The aid consists of a handheld computer and a wireless Bluetooth headset. Users will also be able to choose from a range of male and female recorded voices and regional dialects. Voices in the bank already include the Barnsley poet Ian McMillan and the Yorkshire BBC newsreader Christa Ackroyd. People who are slowly losing their speech - through Parkinson's or motor neurone disease, for instance - can record their voice before it has completely deteriorated.

Air France extends its use of Nuance speech recognition for telephone information services

Air France originally began using Nuance technology in October 2006 to provide English and French speaking customers with access to dial-up information services. The application has since been expanded to support Spanish, Italian, German and Portuguese as well.

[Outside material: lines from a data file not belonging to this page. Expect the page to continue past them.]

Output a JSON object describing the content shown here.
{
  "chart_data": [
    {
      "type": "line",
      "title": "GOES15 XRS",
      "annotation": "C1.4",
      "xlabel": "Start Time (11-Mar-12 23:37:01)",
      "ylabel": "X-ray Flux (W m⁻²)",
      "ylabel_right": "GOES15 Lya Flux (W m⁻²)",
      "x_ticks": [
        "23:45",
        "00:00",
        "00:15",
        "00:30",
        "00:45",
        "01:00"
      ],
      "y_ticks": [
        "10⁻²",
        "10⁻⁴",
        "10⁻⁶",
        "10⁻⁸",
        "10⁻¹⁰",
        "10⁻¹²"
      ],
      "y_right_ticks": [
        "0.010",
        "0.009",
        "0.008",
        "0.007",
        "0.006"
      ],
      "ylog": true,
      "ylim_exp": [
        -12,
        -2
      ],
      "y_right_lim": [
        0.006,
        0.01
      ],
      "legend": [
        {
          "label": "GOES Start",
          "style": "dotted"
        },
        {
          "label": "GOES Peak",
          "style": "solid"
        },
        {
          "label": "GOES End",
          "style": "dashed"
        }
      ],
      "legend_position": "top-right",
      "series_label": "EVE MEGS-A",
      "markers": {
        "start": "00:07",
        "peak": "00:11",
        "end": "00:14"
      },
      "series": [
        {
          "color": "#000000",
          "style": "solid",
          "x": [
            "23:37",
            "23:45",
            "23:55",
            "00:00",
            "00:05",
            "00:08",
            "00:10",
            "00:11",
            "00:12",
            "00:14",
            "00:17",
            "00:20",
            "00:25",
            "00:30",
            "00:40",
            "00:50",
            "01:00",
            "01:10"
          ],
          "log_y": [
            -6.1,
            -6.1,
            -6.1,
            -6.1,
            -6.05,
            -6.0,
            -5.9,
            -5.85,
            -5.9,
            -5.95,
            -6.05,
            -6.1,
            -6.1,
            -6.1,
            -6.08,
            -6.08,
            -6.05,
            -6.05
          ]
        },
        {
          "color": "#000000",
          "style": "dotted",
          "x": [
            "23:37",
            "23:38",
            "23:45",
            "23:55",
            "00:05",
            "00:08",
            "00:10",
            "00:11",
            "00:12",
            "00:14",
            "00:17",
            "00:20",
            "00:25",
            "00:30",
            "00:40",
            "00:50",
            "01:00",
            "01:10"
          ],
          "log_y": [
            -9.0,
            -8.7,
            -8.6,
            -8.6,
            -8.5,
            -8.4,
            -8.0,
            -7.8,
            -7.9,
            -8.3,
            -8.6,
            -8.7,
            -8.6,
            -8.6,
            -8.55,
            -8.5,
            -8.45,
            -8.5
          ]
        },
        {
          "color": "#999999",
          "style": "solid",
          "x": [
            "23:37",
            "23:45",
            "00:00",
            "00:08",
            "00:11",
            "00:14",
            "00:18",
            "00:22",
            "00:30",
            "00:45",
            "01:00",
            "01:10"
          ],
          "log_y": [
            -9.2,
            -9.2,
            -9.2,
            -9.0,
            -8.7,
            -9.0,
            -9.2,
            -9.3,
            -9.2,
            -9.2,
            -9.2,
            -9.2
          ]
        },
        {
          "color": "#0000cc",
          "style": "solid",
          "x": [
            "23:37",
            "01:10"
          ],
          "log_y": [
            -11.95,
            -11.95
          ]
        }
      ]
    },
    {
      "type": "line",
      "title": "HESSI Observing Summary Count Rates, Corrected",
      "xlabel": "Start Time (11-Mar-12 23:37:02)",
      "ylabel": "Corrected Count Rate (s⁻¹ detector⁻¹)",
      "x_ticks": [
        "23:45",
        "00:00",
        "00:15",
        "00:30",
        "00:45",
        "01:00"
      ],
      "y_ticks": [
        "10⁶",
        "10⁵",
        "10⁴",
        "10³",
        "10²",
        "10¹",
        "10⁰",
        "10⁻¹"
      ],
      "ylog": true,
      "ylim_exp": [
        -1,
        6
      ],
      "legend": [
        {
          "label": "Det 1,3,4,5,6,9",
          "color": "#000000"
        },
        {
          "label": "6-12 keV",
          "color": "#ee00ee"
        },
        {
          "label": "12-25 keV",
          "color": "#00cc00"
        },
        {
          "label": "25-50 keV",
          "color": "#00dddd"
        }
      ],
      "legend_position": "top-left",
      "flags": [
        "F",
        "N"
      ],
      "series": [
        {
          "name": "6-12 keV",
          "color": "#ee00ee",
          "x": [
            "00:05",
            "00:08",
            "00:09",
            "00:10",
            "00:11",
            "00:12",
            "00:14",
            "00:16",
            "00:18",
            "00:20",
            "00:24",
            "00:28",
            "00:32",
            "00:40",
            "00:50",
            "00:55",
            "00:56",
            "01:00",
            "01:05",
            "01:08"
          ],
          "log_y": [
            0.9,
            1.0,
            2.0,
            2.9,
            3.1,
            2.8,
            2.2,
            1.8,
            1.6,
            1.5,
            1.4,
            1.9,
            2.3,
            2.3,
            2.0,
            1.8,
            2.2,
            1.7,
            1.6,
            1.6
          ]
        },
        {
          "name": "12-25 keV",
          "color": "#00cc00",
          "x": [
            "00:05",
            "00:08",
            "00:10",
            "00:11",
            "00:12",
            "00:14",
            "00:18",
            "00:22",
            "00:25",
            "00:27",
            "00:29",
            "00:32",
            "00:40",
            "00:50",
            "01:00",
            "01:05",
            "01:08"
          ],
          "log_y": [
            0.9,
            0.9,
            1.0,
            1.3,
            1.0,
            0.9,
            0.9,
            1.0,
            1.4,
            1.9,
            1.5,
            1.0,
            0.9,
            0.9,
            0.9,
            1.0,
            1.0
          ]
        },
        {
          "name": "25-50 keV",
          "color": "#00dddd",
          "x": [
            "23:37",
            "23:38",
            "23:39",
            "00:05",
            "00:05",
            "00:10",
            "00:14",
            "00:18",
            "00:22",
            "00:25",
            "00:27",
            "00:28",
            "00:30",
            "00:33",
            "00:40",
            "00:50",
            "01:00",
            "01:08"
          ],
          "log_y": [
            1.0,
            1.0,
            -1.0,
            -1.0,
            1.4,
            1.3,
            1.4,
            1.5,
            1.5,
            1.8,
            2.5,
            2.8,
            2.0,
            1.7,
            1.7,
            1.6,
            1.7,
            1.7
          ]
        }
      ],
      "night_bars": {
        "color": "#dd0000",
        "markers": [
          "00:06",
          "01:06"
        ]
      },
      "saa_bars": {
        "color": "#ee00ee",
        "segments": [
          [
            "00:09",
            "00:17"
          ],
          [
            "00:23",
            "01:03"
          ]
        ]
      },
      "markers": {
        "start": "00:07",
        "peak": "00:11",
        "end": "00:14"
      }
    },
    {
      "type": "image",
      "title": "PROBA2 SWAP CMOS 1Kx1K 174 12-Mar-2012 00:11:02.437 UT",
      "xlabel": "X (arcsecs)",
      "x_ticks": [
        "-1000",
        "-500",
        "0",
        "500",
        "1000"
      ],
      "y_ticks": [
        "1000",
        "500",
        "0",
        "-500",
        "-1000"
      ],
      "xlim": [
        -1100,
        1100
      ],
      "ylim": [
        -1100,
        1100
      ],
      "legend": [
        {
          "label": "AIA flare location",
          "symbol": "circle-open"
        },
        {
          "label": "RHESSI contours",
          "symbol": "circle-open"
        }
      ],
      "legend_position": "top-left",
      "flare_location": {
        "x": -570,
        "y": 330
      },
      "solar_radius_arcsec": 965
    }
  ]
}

The airline has now further expanded the service to offer customers the ability to book, purchase and change tickets or obtain refunds from an Air France agent; access real-time flight information; obtain information about Air France coach services; check on required vaccinations; and monitor luggage in the event of an incident.

Google Voice: A push to rewire your phone service

Google Voice, the new version of the GrandCentral technology Google acquired in July 2007, has the potential to make the search giant a middleman in an important part of people's lives, telephone communications. With the service, people can pick a new phone number from Google Voice; when others call it, Google can ring all the actual phones a person uses and handle voice mail.

The old version could let people centralize telephone services, screen their calls, and listen to voice mail over the Web. But the new version offers several significant new features, though. Google now uses its speech-to-text technology to transcribe voice mail, making it possible to search for particular words. Gmail's contacts now is used to instruct Google Voice how to treat various callers. And Google Voice now can send and receive SMS text messages and set up conference calls.